Overall, various initiatives looking to increase the multilingual proficiency of LLMs have emerged, ranging from GPT-NL, to commercial vendors, to open-source initiatives. It's exciting to see multilingual and Dutch LLM development gaining traction with a community-focused approach.

In the short-term, more non-English datasets are needed to increase the non-English share in the data mix on which LLMs are trained. Secondly, natively constructed benchmarks should be developed, enabling more accurate evaluation of LLM performance in those languages. In the ever-changing Generative AI landscape, it will be interesting to see if the open-science community, governments, or commercial model vendors will find a way to make everyone benefit from the opportunities offered by generative AI.

For enterprises looking to incorporate non-English LLMs in their business, we recommend taking the following aspects into consideration:

  • Evaluation. Since public multilingual evaluation benchmarks are mostly based on machine translation, we recommend developing a custom evaluation set catered to your use case, in addition to public benchmarks.
  • Prompt engineering. Do not overlook the importance of prompt engineering, which involves crafting and refining the instructions given to an LLM. By including examples of the same question in various languages, the likelihood of the LLM responding in the user’s requested language can be increased. This approach is particularly helpful when deploying a single model in a multilingual use case.
  • Considerations for model selection. Given the rapid pace of new LLM releases, model-specific recommendations can quickly become outdated. On a vendor level, OpenAI remains a strong option, and other notable players include Mistral, Meta AI, and Anthropic. According to Mistral's release blog, Meta AI's latest LLM currently performs best in Dutch, with Mistral's model following closely. Besides evaluating performance, we recommend taking other constraints, such as data privacy requirements, into consideration. For example, if your data must remain within the EU, ensure the model can be hosted in an EU cloud region by your cloud provider.
  • Trustworthy AI. While OpenAI boasts state-of-the-art performance with their models, it's important to acknowledge the increasing number of copyright lawsuits filed against them and other model vendors. If your Generative AI use case must adhere to copyright and data residency considerations, we recommend, for instance, staying updated on GPT-NL’s developments. GPT-NL is committed to creating a reliable model aligned with the EU's Ethics Guidelines for Trustworthy AI, ensuring systems are lawful, ethical, and robust.
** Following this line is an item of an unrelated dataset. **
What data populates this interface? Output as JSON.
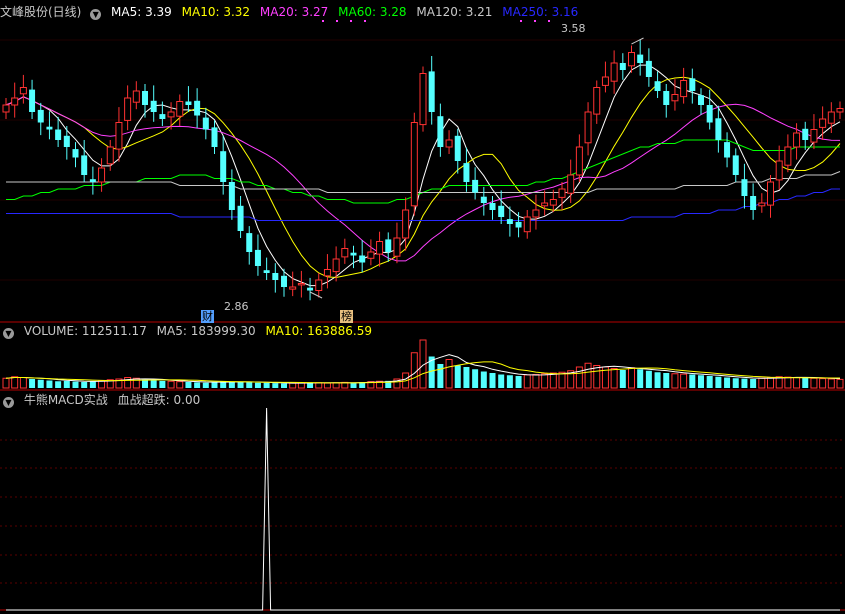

Xomnia is the leading data and AI consultancy in The Netherlands. If your business requires help with exploring or building a Generative AI use case, contact us!

Footnotes:

(i) The number of parameters in a model is a measure of the size and complexity of the LLM. Generally, the larger the parameters (in combination with more training data) the more complex and powerful the LLM.

(ii) Agentic AI: An AI agent is a software program designed to interact with its environment, gather data, and utilize that data to carry out tasks autonomously to achieve specific objectives. While humans define the goals, the AI agent independently determines the optimal actions necessary to accomplish them.

(iii) Open-weights model: A model whose architecture and weights (parameters) are freely available to download with minimal or no restrictions.

(iv) In pre-training, a model is merely trained on next token prediction. This results in a model that is not suitable for chat conversations, as it is simply configured to return the next token.

(v) In post-training, a model is first instruction-tuned with chat conversations to better follow instructions. Next, reinforcement learning is performed to encourage desired behavior with RLHF or Direct Preference Optimization (DPO).